On the one hand, people were back to work, back to shopping, back to going out and attending events. There were public discussions of future economic policy and travel bubbles.
Still the Government provided plenty of warning, announcing a detailed defence plan should cases of community spread re-emerge. We were told not to get complacent and to pay attention to the outbreaks in Victoria and New South Wales. We were told to keep a supply of masks handy.
But hearing it is not the same as being confronted with a return to level three lockdown in Auckland and level two in the rest of the country.
The reports of sudden panic buying at supermarkets suggest that the night-time announcement on Tuesday was still a jolt for some, underlined by the screech of the Covid-19 text alert.
Now the virus is even more front and centre of the election, just weeks away. The campaign itself could now be limited and questions hang over the voting process.

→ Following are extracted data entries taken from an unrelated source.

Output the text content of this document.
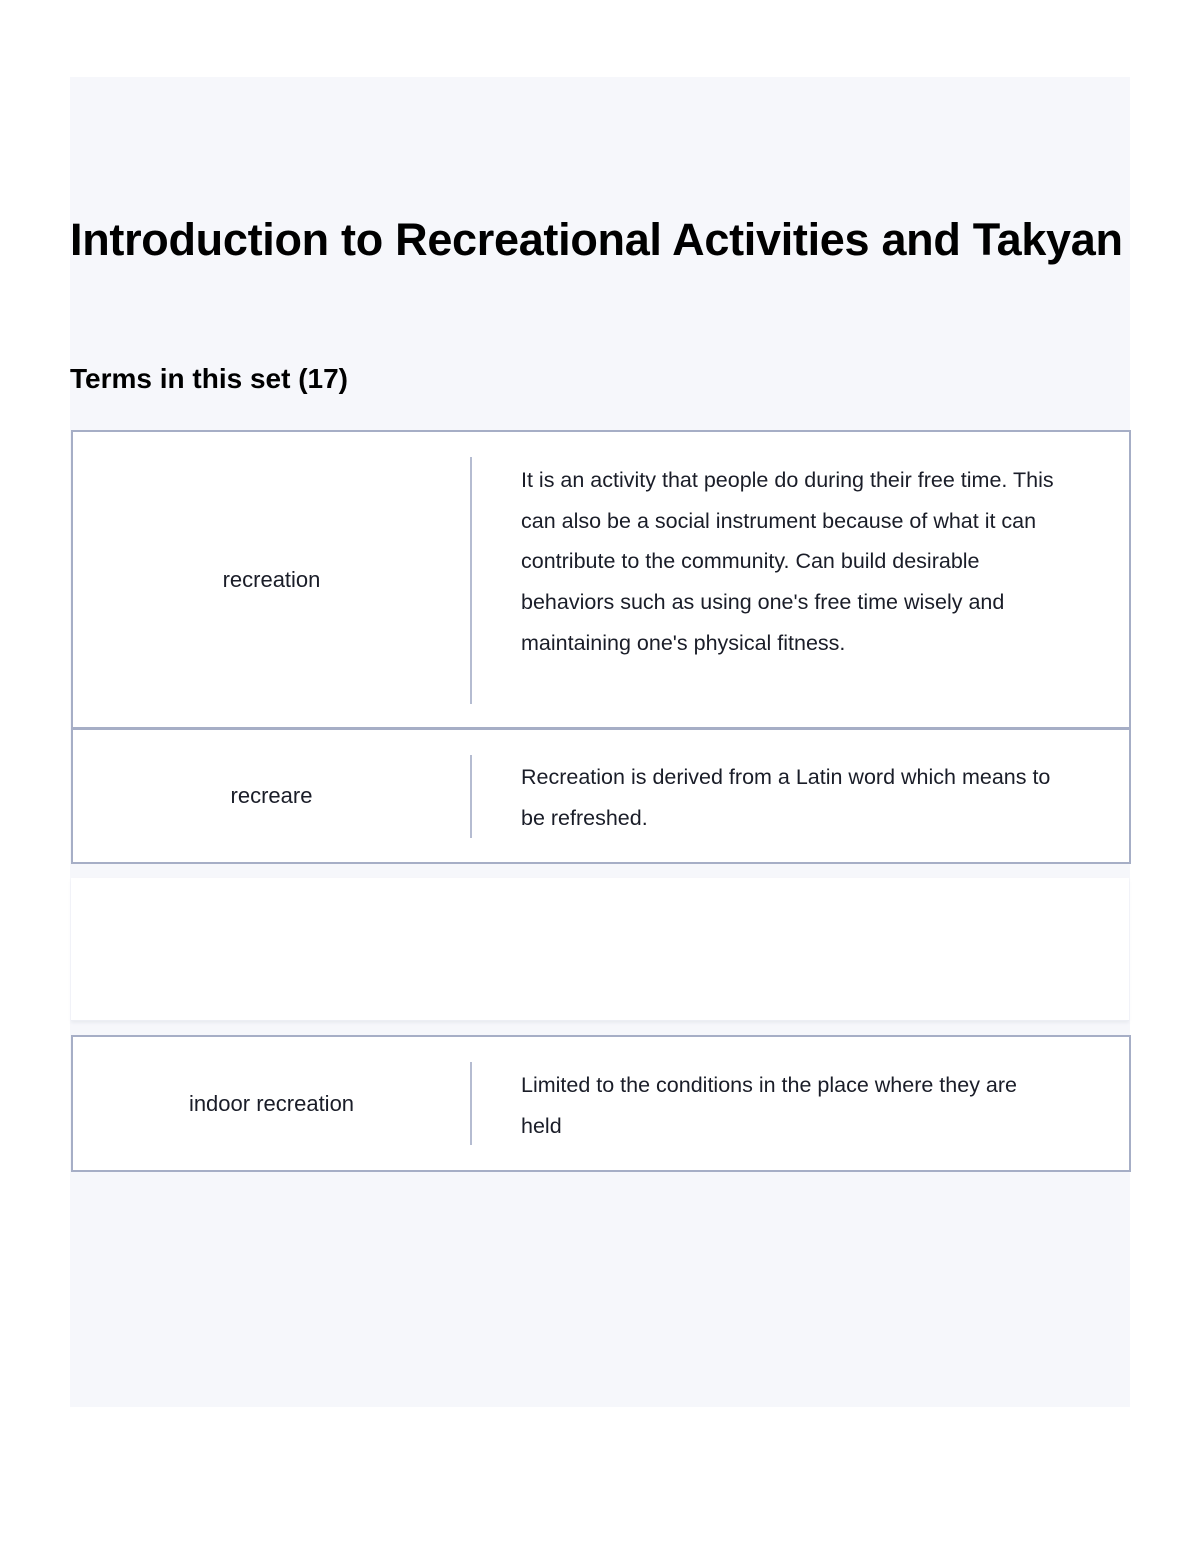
Introduction to Recreational Activities and Takyan
Terms in this set (17)
recreation
It is an activity that people do during their free time. This can also be a social instrument because of what it can contribute to the community. Can build desirable behaviors such as using one's free time wisely and maintaining one's physical fitness.
recreare
Recreation is derived from a Latin word which means to be refreshed.
indoor recreation
Limited to the conditions in the place where they are held
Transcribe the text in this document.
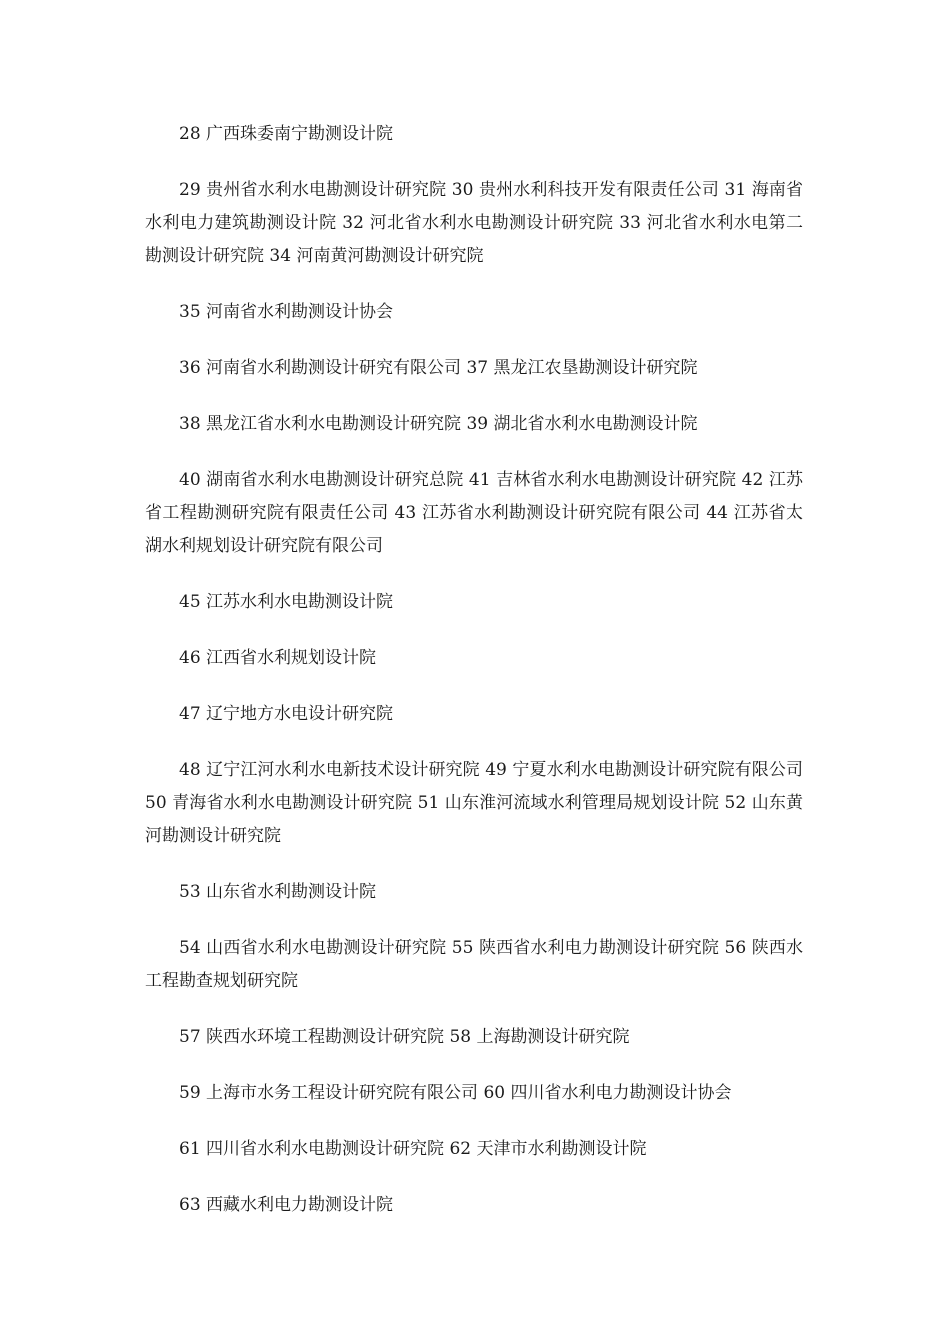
28 广西珠委南宁勘测设计院

29 贵州省水利水电勘测设计研究院 30 贵州水利科技开发有限责任公司 31 海南省水利电力建筑勘测设计院 32 河北省水利水电勘测设计研究院 33 河北省水利水电第二勘测设计研究院 34 河南黄河勘测设计研究院

35 河南省水利勘测设计协会

36 河南省水利勘测设计研究有限公司 37 黑龙江农垦勘测设计研究院

38 黑龙江省水利水电勘测设计研究院 39 湖北省水利水电勘测设计院

40 湖南省水利水电勘测设计研究总院 41 吉林省水利水电勘测设计研究院 42 江苏省工程勘测研究院有限责任公司 43 江苏省水利勘测设计研究院有限公司 44 江苏省太湖水利规划设计研究院有限公司

45 江苏水利水电勘测设计院

46 江西省水利规划设计院

47 辽宁地方水电设计研究院

48 辽宁江河水利水电新技术设计研究院 49 宁夏水利水电勘测设计研究院有限公司 50 青海省水利水电勘测设计研究院 51 山东淮河流域水利管理局规划设计院 52 山东黄河勘测设计研究院

53 山东省水利勘测设计院

54 山西省水利水电勘测设计研究院 55 陕西省水利电力勘测设计研究院 56 陕西水工程勘查规划研究院

57 陕西水环境工程勘测设计研究院 58 上海勘测设计研究院

59 上海市水务工程设计研究院有限公司 60 四川省水利电力勘测设计协会

61 四川省水利水电勘测设计研究院 62 天津市水利勘测设计院

63 西藏水利电力勘测设计院
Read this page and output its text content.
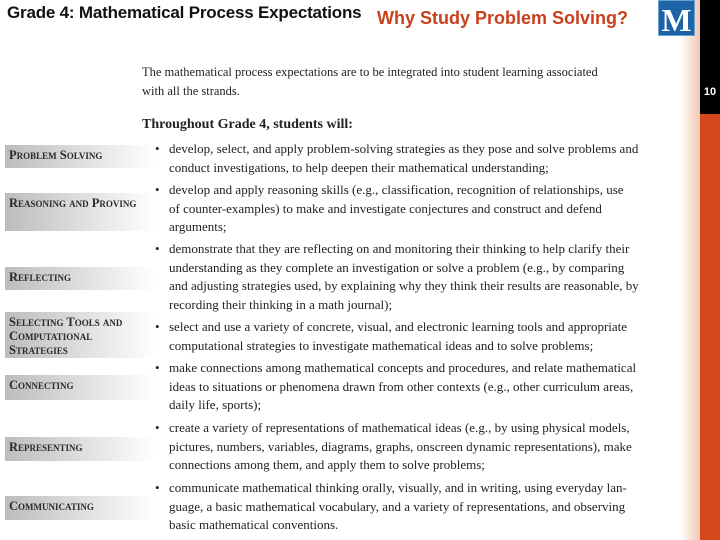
10
Grade 4: Mathematical Process Expectations Why Study Problem Solving? M
The mathematical process expectations are to be integrated into student learning associated
with all the strands.
Throughout Grade 4, students will:
Problem Solving
Reasoning and Proving
Reflecting
Selecting Tools and Computational Strategies
Connecting
Representing
Communicating
• develop, select, and apply problem-solving strategies as they pose and solve problems and
conduct investigations, to help deepen their mathematical understanding;
• develop and apply reasoning skills (e.g., classification, recognition of relationships, use
of counter-examples) to make and investigate conjectures and construct and defend
arguments;
• demonstrate that they are reflecting on and monitoring their thinking to help clarify their
understanding as they complete an investigation or solve a problem (e.g., by comparing
and adjusting strategies used, by explaining why they think their results are reasonable, by
recording their thinking in a math journal);
• select and use a variety of concrete, visual, and electronic learning tools and appropriate
computational strategies to investigate mathematical ideas and to solve problems;
• make connections among mathematical concepts and procedures, and relate mathematical
ideas to situations or phenomena drawn from other contexts (e.g., other curriculum areas,
daily life, sports);
• create a variety of representations of mathematical ideas (e.g., by using physical models,
pictures, numbers, variables, diagrams, graphs, onscreen dynamic representations), make
connections among them, and apply them to solve problems;
• communicate mathematical thinking orally, visually, and in writing, using everyday lan-
guage, a basic mathematical vocabulary, and a variety of representations, and observing
basic mathematical conventions.
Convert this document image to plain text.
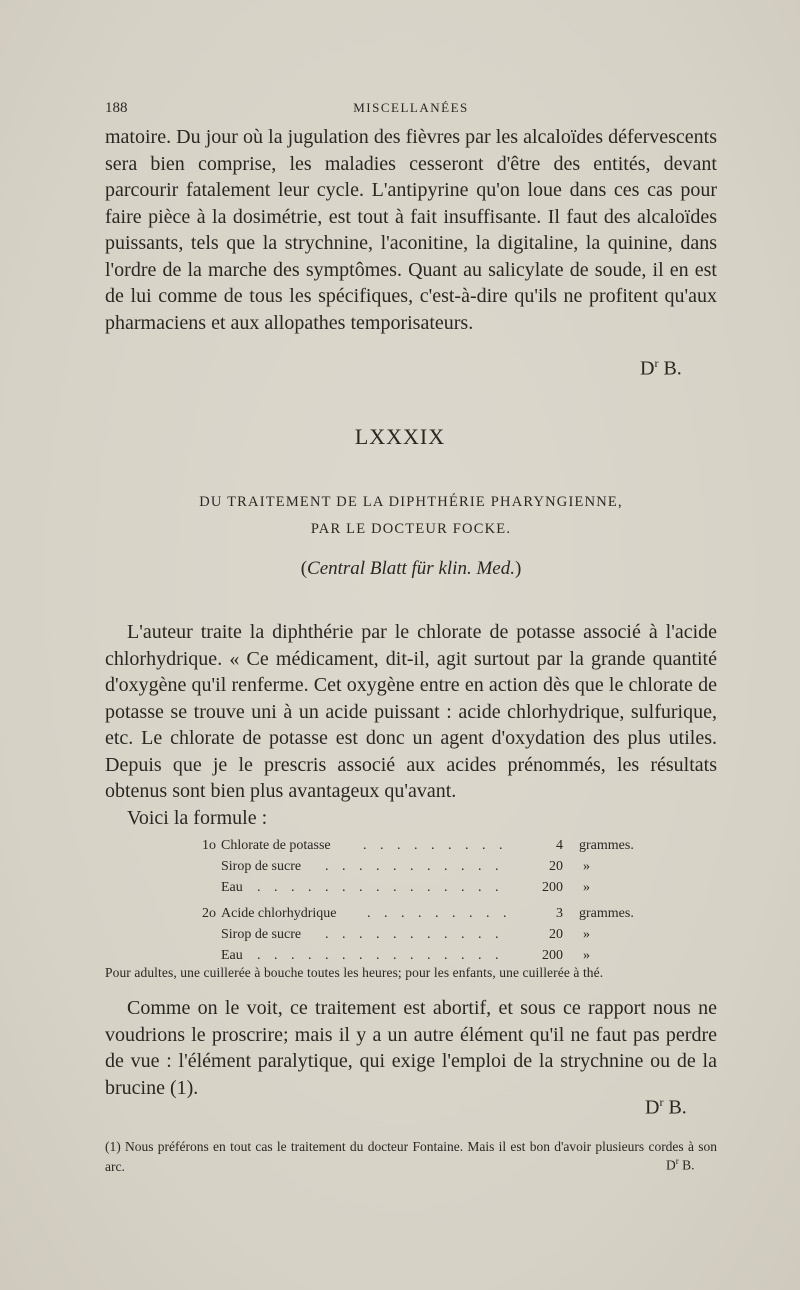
188	MISCELLANÉES

matoire. Du jour où la jugulation des fièvres par les alcaloïdes défervescents sera bien comprise, les maladies cesseront d'être des entités, devant parcourir fatalement leur cycle. L'antipyrine qu'on loue dans ces cas pour faire pièce à la dosimétrie, est tout à fait insuffisante. Il faut des alcaloïdes puissants, tels que la strychnine, l'aconitine, la digitaline, la quinine, dans l'ordre de la marche des symptômes. Quant au salicylate de soude, il en est de lui comme de tous les spécifiques, c'est-à-dire qu'ils ne profitent qu'aux pharmaciens et aux allopathes temporisateurs.

$D^r$ B.
LXXXIX
DU TRAITEMENT DE LA DIPHTHÉRIE PHARYNGIENNE,
PAR LE DOCTEUR FOCKE.
(Central Blatt für klin. Med.)

L'auteur traite la diphthérie par le chlorate de potasse associé à l'acide chlorhydrique. « Ce médicament, dit-il, agit surtout par la grande quantité d'oxygène qu'il renferme. Cet oxygène entre en action dès que le chlorate de potasse se trouve uni à un acide puissant : acide chlorhydrique, sulfurique, etc. Le chlorate de potasse est donc un agent d'oxydation des plus utiles. Depuis que je le prescris associé aux acides prénommés, les résultats obtenus sont bien plus avantageux qu'avant.

Voici la formule :

1o Chlorate de potasse . . . . . . . . .	4 grammes.
Sirop de sucre . . . . . . . . . . .	20 »
Eau . . . . . . . . . . . . . . .	200 »
2o Acide chlorhydrique . . . . . . . . .	3 grammes.
Sirop de sucre . . . . . . . . . . .	20 »
Eau . . . . . . . . . . . . . . .	200 »
Pour adultes, une cuillerée à bouche toutes les heures; pour les enfants, une cuillerée à thé.

Comme on le voit, ce traitement est abortif, et sous ce rapport nous ne voudrions le proscrire; mais il y a un autre élément qu'il ne faut pas perdre de vue : l'élément paralytique, qui exige l'emploi de la strychnine ou de la brucine (1).

$D^r$ B.
(1) Nous préférons en tout cas le traitement du docteur Fontaine. Mais il est bon d'avoir plusieurs cordes à son arc.	$D^r$ B.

It also gives the campaign a different tone, especially if restrictions are extended. The lines between governing and campaigning will inevitably be blurred.
Rediscovering the unity of the earlier lockdown is going to be harder in the middle of an election when people are in politically partisan mindsets.
There are also the issues of trust and blame over this outbreak, especially after the border protocols were overhauled and tightened a few months ago.
Since then there have been regular incidents of people escaping from managed facilities, but we got lucky. Other countries suffered outbreaks linked to their quarantine hotels or nightclubs, but we got lucky.
The fact that there were doses of luck will anger some people.
On the whole, considering the thousands of people who flew home and went through quarantine and testing protocols without incident, the process has been adequately managed.
While the idea of total control is comforting in a scary situation, in reality nothing can be 100 per cent guaranteed and nailed down.
This is a cruel and slippery virus - it will take any opportunity to infect any passing body. And as is well documented, it can do so without showing symptoms.
Short of preventing anyone arriving from offshore, or imprisoning them for a period, there was always a likelihood that the virus would at some stage slip through the barriers.
Now, like receiving bad health news from the doctor, we have to accept that the outbreak has happened and that further community infections are likely.
It is done, we have to accept it, and do our bit to bring the outbreak under control. There are legitimate questions about our long-term strategy, but for now, having achieved elimination for a time before, we know it can be done - and what it takes to do it.